For one thing, Republicans - the controlling portion of the political class for years now - had almost nothing to vote for. The party didn't even have any candidates running in two statewide races and two ward elections. Only 7.7 percent of D.C. Republicans turned out Tuesday, dragging down the overall figure (Democrats saw about 35 percent turnout, while the tiny Statehood Green Party got 10 percent of its 5,000 voters out).

Also, many of the politically obsessed types who move here for work keep closer ties elsewhere than they do in Washington. Hill aides can vote in their home states – as anyone who's seen out-of-state license plates around town knows, many even keep their cars registered elsewhere, to avoid D.C.'s high car taxes and insurance rates. Fan clubs from just about city in the country gather on fall weekends at bars around town to root for their football teams, ignoring the local favorites. Career operatives who clear out every two years to work on campaigns just register to vote wherever they wind up living in November - the better to help ensure victory for the boss. For a company town, Washington is still pretty transient.

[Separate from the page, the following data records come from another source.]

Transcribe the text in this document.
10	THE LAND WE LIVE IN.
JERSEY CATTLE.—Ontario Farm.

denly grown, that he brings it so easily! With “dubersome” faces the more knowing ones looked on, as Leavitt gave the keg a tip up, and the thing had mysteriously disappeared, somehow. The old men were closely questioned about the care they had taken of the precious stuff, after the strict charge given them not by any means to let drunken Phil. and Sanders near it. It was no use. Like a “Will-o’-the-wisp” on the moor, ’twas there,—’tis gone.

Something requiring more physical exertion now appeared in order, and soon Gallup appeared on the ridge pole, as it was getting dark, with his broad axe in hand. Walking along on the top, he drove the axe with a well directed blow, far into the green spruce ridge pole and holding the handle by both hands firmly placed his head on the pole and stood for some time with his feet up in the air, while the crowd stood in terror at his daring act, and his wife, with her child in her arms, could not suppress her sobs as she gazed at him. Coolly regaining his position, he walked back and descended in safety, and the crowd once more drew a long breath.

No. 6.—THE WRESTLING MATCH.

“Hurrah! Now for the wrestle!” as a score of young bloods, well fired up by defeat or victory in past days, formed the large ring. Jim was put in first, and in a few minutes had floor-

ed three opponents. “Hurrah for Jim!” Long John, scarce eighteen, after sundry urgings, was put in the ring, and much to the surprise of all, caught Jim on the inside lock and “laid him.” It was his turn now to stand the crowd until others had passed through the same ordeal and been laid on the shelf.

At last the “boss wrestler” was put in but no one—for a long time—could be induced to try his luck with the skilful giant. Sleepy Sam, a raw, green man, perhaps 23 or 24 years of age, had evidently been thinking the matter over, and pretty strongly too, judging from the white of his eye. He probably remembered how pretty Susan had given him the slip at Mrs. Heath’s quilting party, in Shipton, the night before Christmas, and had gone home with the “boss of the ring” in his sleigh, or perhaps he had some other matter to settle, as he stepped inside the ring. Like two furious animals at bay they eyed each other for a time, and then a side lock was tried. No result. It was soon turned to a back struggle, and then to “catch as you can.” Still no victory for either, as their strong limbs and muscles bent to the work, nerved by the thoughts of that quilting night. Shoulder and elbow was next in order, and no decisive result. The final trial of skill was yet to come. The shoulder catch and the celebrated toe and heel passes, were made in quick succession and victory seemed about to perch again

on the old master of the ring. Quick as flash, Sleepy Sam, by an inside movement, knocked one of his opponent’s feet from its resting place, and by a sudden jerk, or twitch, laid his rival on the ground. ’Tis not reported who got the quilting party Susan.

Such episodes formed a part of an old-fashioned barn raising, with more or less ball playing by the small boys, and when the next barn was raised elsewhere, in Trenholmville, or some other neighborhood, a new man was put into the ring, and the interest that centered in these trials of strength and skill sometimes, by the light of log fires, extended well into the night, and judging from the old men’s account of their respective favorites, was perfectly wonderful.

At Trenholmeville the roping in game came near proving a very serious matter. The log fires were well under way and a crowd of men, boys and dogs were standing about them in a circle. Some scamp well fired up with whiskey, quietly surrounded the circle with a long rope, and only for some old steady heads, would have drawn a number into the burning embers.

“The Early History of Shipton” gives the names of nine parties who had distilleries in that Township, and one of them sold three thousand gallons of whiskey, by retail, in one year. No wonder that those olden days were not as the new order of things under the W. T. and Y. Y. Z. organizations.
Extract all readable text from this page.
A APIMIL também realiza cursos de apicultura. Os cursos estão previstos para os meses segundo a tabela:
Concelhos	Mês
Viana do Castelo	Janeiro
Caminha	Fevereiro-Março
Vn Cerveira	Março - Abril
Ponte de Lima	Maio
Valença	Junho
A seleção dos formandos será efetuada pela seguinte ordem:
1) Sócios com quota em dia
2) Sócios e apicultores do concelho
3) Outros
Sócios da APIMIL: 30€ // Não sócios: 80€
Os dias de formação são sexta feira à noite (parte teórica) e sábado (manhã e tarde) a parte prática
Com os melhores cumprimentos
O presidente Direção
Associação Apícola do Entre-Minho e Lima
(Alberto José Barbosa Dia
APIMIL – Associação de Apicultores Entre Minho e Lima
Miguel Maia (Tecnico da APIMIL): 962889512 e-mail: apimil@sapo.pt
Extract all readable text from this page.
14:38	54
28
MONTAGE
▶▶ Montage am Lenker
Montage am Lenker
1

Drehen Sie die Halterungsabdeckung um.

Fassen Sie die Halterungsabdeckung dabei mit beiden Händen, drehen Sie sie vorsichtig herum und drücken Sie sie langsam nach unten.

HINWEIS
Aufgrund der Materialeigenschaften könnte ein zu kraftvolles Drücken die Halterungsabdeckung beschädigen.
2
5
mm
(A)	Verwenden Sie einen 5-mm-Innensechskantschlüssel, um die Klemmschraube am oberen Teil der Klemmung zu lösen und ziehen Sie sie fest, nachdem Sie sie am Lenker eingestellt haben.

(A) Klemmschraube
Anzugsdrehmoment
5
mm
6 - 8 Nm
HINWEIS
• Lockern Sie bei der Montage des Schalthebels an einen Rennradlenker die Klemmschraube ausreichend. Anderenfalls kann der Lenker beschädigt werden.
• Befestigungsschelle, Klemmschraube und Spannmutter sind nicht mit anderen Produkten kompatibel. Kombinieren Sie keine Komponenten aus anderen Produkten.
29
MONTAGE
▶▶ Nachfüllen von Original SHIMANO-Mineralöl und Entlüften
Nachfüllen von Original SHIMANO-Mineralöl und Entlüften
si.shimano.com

There might not be enough juice in District politics to get national buzz, even when the mayor's office is only a few blocks from the White House. The city's only federal elected office is the non-voting delegate to the House, and some of the biggest news incumbent Eleanor Holmes Norton (unchallenged by local Republicans this fall) has made in 16 years in office was when she called Stephen Colbert "vanilla" in July. The National Governors Association doesn't let D.C.'s top executive join, even though its annual meetings are held across the street from city hall. In official Washington's clout-counting hierarchy, where lobbyists can seem more glamorous than lawmakers, a municipal election without the chance to move up the ladder doesn't mean much. You just can't get very far in national politics if Washington is your base, and in official Washington, that may be what counts most.